Seeing The Familiar More Clearly and The Unfamiliar More Fairly

Excerpt: Ludwig Wittgenstein, Philosophical Investigations

Don’t take it as a matter of course, but as a remarkable fact, that pictures and fictitious narratives give us pleasure, occupy our minds.

(“Don’t take it as a matter of course” means: find it surprising, as you do some things which disturb you. Then the puzzling aspect of the latter will disappear, by your accepting this fact as you do the other.)

Ludwig Wittgenstein, Philosophical Investigations, Third Edition, trans. G.E.M. Anscombe (New York: Basil Blackwell & Mott, Ltd., 1958), p. 142e, section 524.


It is a bit of common wisdom that the things that are most familiar are sometimes the things we see least clearly. The philosopher Ludwig Wittgenstein has put it this way: “The aspects of things that are most important for us are hidden because of their simplicity and familiarity. (One is unable to notice something—because it is always before one’s eyes.)”1 To help us counter that tendency, Wittgenstein suggests that we try to be amazed by things that we usually take for granted. This outlook gives us a more complete view, not only of familiar, comfortable things, but also of unfamilliar things that make us uncomfortable.

As an example of a familiar, everyday experience that tends to go unnoticed, Wittgenstein asks us to consider the fact “that pictures and fictitious narratives give us pleasure, occupy our minds.” Of course that is part of what it means to have an imagination: we can get wrapped up in a novel, or become emotionally involved in a film, feeling concern for the characters and hoping for a particular outcome to the fictitious events. Somehow, we can get engrossed in stories that we know are made up. We may cry, or feel joy, or our pulse may be racing--the same reactions we have to real-life events. We might never have wondered how that could be, but once we think about it, it does seem a bit strange—a “remarkable fact” as Wittgenstein puts it.

Countless other aspects of life, perhaps every aspect of normal life, could be similarly surprising--it all depends upon our perspective. One way to notice things, to become awakened to the amazing aspects of familiar experiences, is to imagine what it would be like to be seeing or doing something for the very first time. Certain types of meditation help us experience things in this way, with "beginner's mind."2 The experience of losing and then regaining something that we used to take for granted can also have this effect, as Olympic figure skating gold medalist Tenley Albright has commented about her childhood polio: “Maybe when I was diagnosed with polio, getting through that, being one of the lucky ones who did get through it, was what changed it for me and made me appreciate things. It made me realize, wow, it’s amazing, we can put one foot in front of the other, we can run up stairs.”3 It’s that perspective of wonder that Wittgenstein is encouraging us to find, to be amazed by normal things.

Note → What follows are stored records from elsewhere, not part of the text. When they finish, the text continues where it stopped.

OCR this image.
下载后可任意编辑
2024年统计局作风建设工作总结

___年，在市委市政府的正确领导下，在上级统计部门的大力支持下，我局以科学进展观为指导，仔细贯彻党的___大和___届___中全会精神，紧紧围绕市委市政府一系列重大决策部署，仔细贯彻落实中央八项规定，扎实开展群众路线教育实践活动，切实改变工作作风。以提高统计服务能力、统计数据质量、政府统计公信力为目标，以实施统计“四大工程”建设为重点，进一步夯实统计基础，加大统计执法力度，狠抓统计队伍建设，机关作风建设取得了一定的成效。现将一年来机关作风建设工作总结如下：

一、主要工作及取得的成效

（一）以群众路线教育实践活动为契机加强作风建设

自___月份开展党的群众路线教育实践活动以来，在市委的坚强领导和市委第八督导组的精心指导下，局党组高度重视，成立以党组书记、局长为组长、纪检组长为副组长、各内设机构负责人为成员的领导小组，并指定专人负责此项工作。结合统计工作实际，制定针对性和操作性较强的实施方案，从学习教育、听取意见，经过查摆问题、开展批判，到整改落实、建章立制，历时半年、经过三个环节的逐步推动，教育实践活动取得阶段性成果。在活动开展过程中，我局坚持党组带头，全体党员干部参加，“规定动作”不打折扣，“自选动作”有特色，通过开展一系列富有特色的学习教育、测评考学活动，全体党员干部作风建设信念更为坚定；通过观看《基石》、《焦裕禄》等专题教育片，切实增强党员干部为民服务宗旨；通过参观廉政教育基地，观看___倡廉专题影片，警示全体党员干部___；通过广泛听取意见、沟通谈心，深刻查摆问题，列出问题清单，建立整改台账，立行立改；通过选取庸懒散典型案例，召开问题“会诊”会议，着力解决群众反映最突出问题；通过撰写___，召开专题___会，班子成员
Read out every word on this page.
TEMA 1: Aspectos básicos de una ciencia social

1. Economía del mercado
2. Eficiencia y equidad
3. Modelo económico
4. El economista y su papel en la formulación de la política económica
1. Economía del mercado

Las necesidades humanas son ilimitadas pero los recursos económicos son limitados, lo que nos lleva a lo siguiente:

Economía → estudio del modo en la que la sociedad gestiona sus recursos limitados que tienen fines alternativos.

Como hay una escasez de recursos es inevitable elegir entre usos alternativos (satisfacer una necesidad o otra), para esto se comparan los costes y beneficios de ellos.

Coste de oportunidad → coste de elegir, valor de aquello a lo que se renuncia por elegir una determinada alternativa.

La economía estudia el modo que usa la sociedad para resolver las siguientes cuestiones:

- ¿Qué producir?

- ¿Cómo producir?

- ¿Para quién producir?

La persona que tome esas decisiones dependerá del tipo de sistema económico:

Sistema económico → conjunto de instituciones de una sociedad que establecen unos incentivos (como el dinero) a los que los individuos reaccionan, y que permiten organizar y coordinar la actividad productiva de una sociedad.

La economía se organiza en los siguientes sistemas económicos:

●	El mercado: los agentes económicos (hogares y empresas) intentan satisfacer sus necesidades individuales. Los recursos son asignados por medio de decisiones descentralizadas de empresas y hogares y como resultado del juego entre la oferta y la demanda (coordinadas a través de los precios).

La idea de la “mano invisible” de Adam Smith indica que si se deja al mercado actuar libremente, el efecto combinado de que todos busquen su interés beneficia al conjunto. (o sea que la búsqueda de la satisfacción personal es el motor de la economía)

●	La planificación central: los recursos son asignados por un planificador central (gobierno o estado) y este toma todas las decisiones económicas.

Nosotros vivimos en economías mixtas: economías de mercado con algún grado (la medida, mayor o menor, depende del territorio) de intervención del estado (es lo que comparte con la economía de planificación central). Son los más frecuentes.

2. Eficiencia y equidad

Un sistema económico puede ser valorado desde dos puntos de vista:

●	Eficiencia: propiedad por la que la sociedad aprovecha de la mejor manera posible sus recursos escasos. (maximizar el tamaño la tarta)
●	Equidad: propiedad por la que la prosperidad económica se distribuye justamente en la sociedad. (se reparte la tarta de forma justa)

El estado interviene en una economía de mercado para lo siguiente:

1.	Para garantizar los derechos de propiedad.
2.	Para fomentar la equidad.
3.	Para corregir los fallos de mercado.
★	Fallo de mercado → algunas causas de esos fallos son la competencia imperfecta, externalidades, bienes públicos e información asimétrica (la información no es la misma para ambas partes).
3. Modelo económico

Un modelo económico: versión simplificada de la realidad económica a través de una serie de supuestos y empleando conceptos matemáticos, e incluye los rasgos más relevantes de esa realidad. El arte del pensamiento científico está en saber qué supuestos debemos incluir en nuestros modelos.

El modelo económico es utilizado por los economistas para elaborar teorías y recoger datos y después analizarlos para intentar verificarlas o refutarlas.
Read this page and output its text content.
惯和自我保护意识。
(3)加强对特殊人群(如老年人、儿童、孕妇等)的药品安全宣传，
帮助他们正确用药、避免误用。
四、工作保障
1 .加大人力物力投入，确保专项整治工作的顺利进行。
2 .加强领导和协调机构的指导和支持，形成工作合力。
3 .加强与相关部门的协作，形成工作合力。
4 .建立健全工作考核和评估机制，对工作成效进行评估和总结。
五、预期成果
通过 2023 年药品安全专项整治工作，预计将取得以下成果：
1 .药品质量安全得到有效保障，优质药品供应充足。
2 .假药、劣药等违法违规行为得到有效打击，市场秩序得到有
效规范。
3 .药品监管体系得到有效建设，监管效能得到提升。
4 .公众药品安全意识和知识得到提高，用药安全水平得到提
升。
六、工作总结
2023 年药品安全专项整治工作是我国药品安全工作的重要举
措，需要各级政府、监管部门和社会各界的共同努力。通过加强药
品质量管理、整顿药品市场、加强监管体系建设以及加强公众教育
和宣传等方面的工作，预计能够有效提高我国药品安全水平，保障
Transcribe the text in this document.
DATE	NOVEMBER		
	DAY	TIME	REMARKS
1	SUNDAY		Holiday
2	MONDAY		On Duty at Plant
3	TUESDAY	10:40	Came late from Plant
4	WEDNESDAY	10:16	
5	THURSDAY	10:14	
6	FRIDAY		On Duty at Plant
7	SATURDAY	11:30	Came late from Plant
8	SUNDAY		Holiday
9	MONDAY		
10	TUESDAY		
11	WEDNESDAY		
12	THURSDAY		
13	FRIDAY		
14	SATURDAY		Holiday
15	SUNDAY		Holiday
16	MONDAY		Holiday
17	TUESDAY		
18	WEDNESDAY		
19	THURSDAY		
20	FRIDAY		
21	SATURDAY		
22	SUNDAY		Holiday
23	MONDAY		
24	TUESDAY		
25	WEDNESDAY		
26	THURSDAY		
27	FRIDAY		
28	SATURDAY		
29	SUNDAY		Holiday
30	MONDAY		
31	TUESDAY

Wittgenstein points out that we already do this with things that disturb us—we tend to find those things surprising, or puzzling. Wittgenstein claims that if we could bring the familiar, everyday, comfortable experiences of our lives out of the background, and see that they too can be surprising, then we will actually be able to see certain unfamiliar things without being shocked. The idea seems to be that once we learn to shift our perspective from accepting something as normal to seeing it as strange or puzzling, then we will also be able to go the other way, and shift from finding something strange to seeing how it could be normal.

Consider, for example, how a person who is used to eating beef might be terribly shocked by the practice in certain societies of eating dogs. By going through Wittgenstein’s exercise, this person would try to see his own food choice as surprising. He might think about cows and try to focus on them as animals that can feel pain. Taking the exercise further, he could try to see cows as animals that could be loved as pets, or deeply valued in some other way. According to Hinduism, for example, a cow is a sacred animal. From these perspectives, it suddenly becomes at least a little disturbing to kill and eat a cow. And, keeping these considerations in mind, the practice of eating dogs might no longer seem so absolutely puzzling. If a person can see, and yet somehow accept, "the puzzling aspect" of his own practice, then a different practice may no longer seem unacceptable just because it too has a puzzling aspect. Even if the puzzling aspect of the foreign practice does not "disappear" for us, and we are still disturbed by it, we might gain some understanding or tolerance towards it. This kind of reasoning would not justify every practice, it only helps us avoid a double-standard: If we find something puzzling in a disturbing way, the question is, are there other, similarly puzzling things that we accept or take for granted, perhaps only because we are used to them?


1 Ludwig Wittgenstein, Philosophical Investigations, Third Edition, trans. G.E.M. Anscombe (New York: Basil Blackwell & Mott, Ltd., 1958), p. 50e, section 129.